Another thing I take issue with is the use of the "war crime" terminology. There is a great deal of ignorance amongst the general population of what constitutes a "war crime". Many people might be surprised to find out that the "war crimes" that Israel is alleged to commit relate to 1) reckless conduct, not intentional conduct; and 2) the proportionality of the attacks which many people might to find a controversial principle of international law. "War crimes" conjures up images of Rwanda and Yugoslavia. More clarity was necessary in the situation.

I also take issue with is the fact that the comments were made in a highly charged political context on a GAME SHOW. Such serious accusations should be delivered in a more appropriate venue at a more approporiate time.

My concerns with Ignatieff's comments relate not to the content of what he said, but rather how he said it. If war crimes have been committed fine say it but:
1) Be careful not to make conclusive statements when the facts have not yet been adjudicatied.
2) If you are going to use highly charged and highly technical language like "war crimes", qualify your remarks so as not to leave unfair impressions in the minds of the less well educated.
3) Deliver that message at an appropriate venue, at an appropriate times.

I dont think any of these rules put undue restraints on discourse.

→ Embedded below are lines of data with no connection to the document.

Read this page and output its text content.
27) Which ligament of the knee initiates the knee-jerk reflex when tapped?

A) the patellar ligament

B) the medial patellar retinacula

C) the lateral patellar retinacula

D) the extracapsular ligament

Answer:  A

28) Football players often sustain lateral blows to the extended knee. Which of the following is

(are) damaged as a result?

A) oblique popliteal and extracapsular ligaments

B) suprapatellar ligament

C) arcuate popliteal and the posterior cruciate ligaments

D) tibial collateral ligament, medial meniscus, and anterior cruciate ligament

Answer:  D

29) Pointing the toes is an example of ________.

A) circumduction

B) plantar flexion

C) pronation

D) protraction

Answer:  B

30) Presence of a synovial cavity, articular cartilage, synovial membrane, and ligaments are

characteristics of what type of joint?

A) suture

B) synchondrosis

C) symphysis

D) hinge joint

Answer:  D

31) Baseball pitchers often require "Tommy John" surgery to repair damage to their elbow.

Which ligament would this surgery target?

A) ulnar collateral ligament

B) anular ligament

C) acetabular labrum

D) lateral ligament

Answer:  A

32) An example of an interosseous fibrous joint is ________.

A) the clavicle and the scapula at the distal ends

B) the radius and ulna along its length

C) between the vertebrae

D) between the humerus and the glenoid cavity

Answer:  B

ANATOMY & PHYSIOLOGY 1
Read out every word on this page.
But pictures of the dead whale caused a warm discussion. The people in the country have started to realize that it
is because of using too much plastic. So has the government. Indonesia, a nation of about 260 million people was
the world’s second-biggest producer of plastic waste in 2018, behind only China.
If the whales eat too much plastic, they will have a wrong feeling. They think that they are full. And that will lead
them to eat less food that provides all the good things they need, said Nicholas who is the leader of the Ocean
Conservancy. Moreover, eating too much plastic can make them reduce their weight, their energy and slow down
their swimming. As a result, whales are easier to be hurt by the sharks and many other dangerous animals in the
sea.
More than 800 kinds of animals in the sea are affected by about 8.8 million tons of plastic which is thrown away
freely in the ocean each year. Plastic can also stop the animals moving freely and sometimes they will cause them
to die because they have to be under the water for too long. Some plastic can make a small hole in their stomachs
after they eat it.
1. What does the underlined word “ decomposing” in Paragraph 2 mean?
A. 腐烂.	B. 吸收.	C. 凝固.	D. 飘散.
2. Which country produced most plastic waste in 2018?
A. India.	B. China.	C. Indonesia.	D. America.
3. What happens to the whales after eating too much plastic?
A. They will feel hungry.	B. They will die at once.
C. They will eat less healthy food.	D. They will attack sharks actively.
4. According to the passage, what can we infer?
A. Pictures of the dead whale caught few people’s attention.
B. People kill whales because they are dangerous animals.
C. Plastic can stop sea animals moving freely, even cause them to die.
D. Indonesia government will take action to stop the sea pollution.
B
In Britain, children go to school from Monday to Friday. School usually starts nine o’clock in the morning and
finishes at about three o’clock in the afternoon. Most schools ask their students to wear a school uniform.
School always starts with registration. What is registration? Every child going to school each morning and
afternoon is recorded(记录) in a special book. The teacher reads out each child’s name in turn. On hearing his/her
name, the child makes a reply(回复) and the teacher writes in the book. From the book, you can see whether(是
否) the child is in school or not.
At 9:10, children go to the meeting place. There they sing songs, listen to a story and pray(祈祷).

Returning to the pragmatism v. idealism debate--I think the point at which pragmatism must come into play in a politicians communications strategy at the point where larger, equally valuable objectives are threatened. If Ignatieff can express concern over Israel's actions in Lebanon without using highly charged rhetoric like "war crime"; without threatening the ability of the party to do all the things we want to do (ie defend social liberalism, defend our vision of federalism, etc. etc. etc.) then he should do it. He didnt and in my mind at least, that makes me question his competence as a politician.